I just learned that Fung Leung, the eldest son of Fung Chun of the Ku Lo Pin Sun Wing Chun lineage just died.  He had had several strokes. 

Fung Chun had become the patriarch or head of the system up until his own death in 2012 at age 93.  When he died he didn't name a successor.   But for all intents and purposes it was his oldest son Fung Leung.   Fung Leung's nickname was "tank" because, even though a relatively small guy, he took care of business!   He was known as the fighter of the family.  I don't know his exact age, but he was likely in his mid-60's.  But if you saw the recent video footage I posted of him on other thread recently you saw that he still moved like a young man!

Chunfai Ng


----------



## KPM (Nov 22, 2017)

__ https://www.facebook.com/video.php?v=10207888781075563
			








__ https://www.facebook.com/video.php?v=10207888768955260
			








__ https://www.facebook.com/video.php?v=10207105808461737


----------



## Cephalopod (Nov 22, 2017)

Very sorry to hear this. Thanks for posting.
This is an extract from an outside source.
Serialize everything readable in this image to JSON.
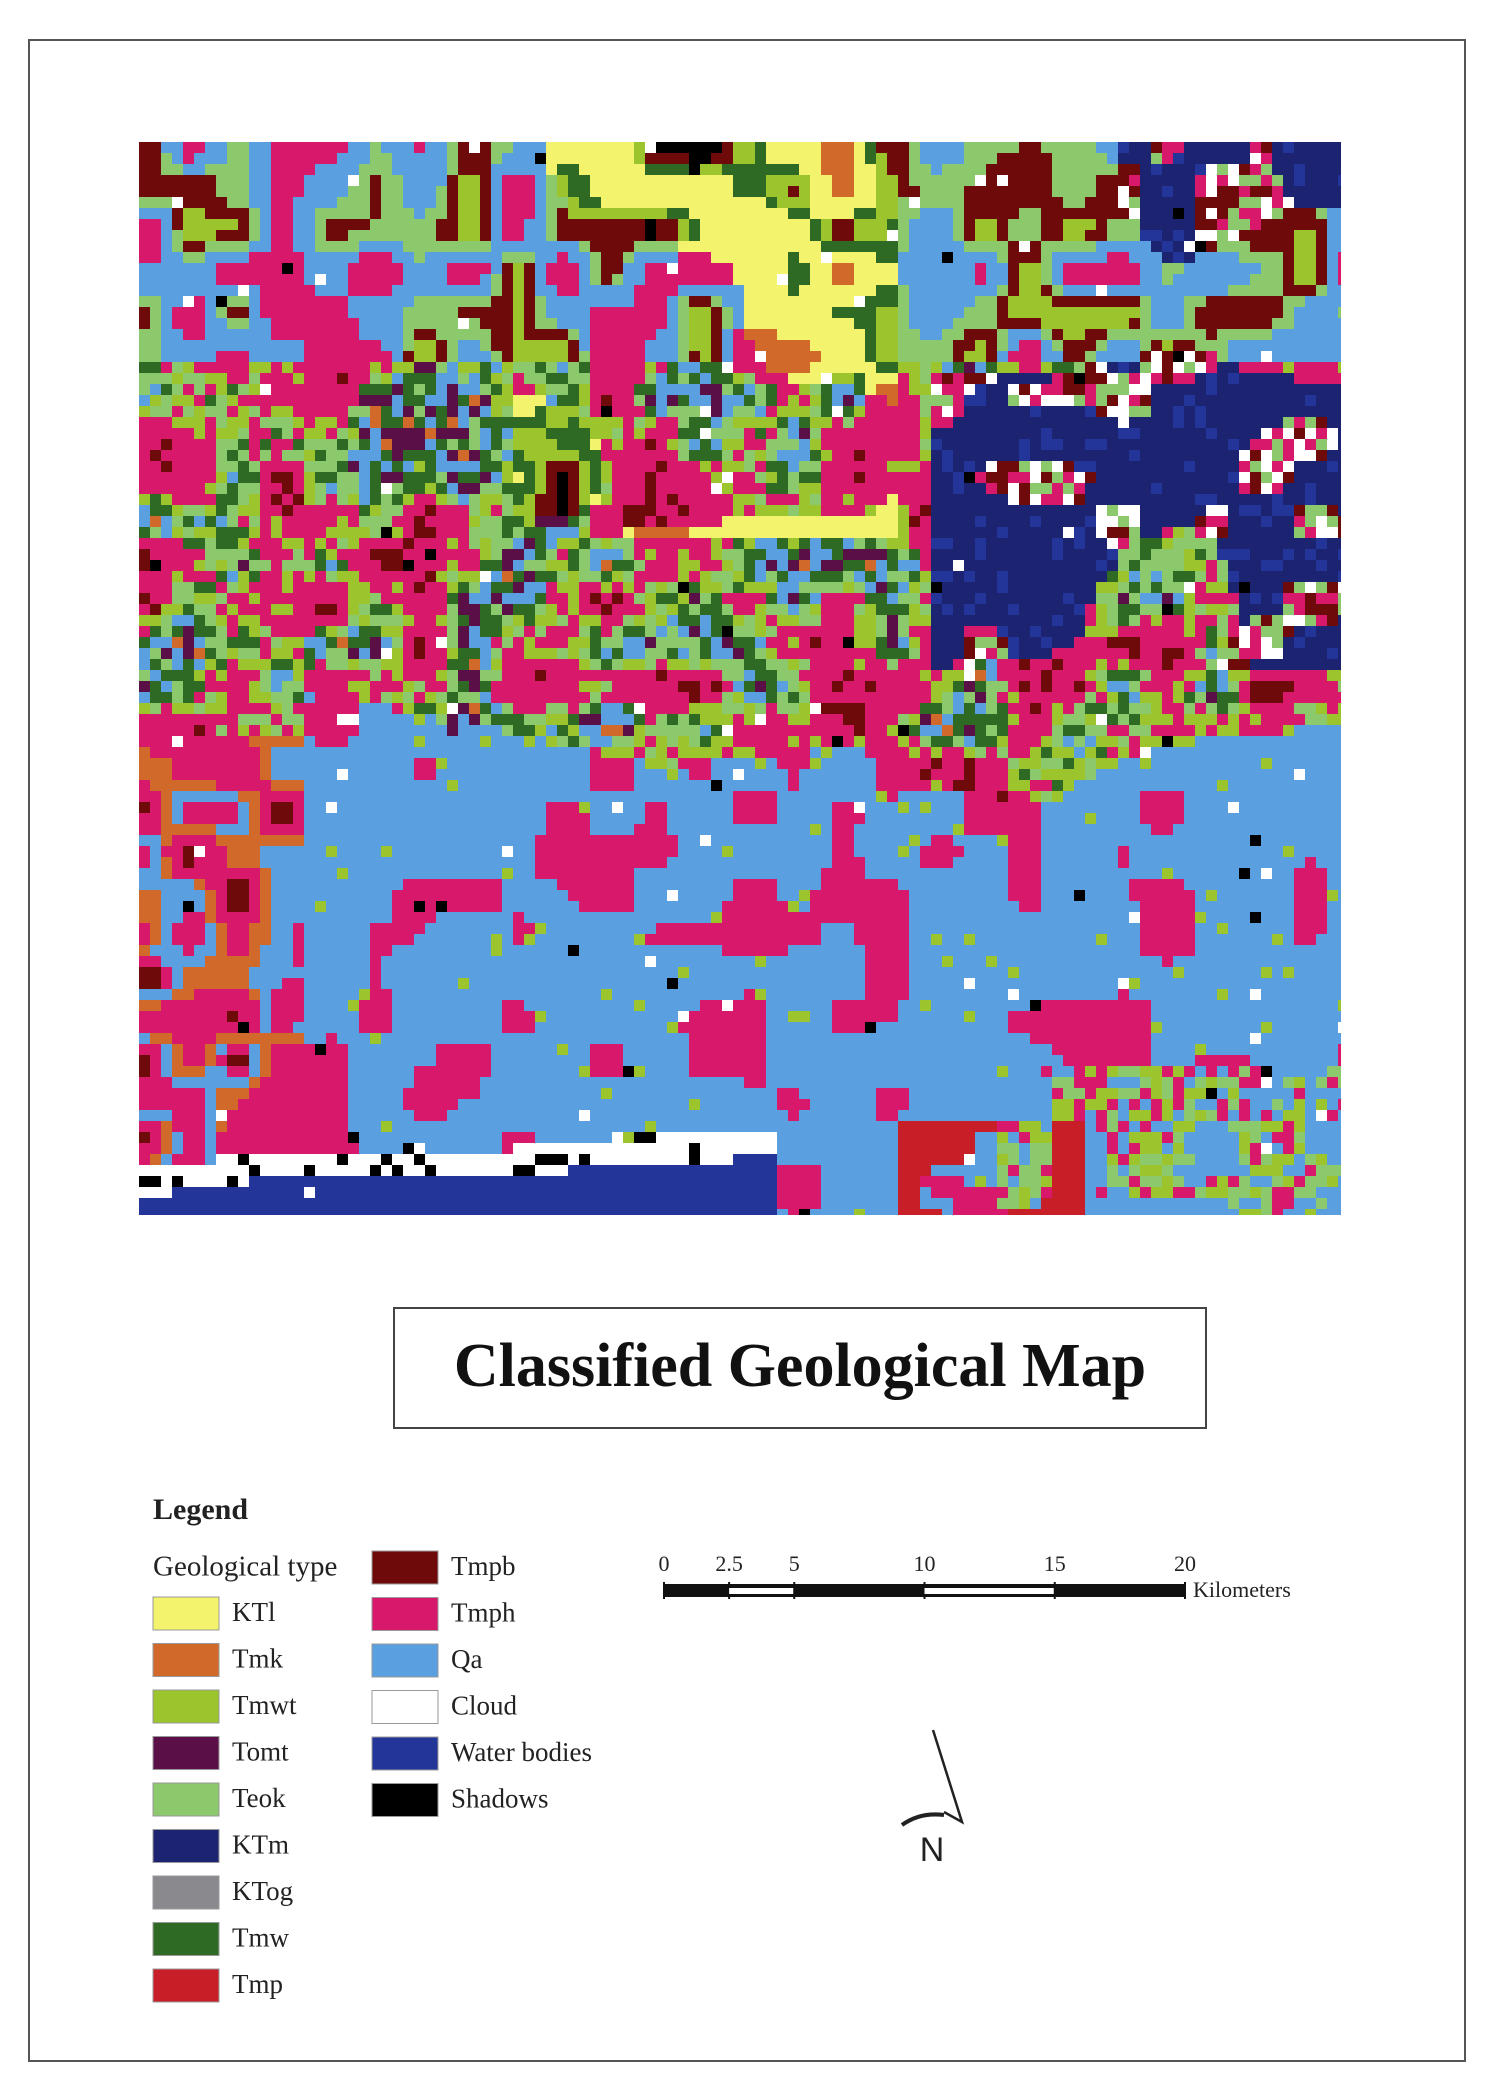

That seems to be some pretty formidable power generation that he's working on the dummy. I totally believe the "tank" moniker. I wouldn't want to get hit by one of those high velocity shells!


----------



## KPM (Nov 23, 2017)

Here is some more footage of Fung Leung from not to long ago.  He is doing some of the sets, mixing in some "free flow" and even gets a bit "funky" at times!





__ https://www.facebook.com/video.php?v=10212542749661869


----------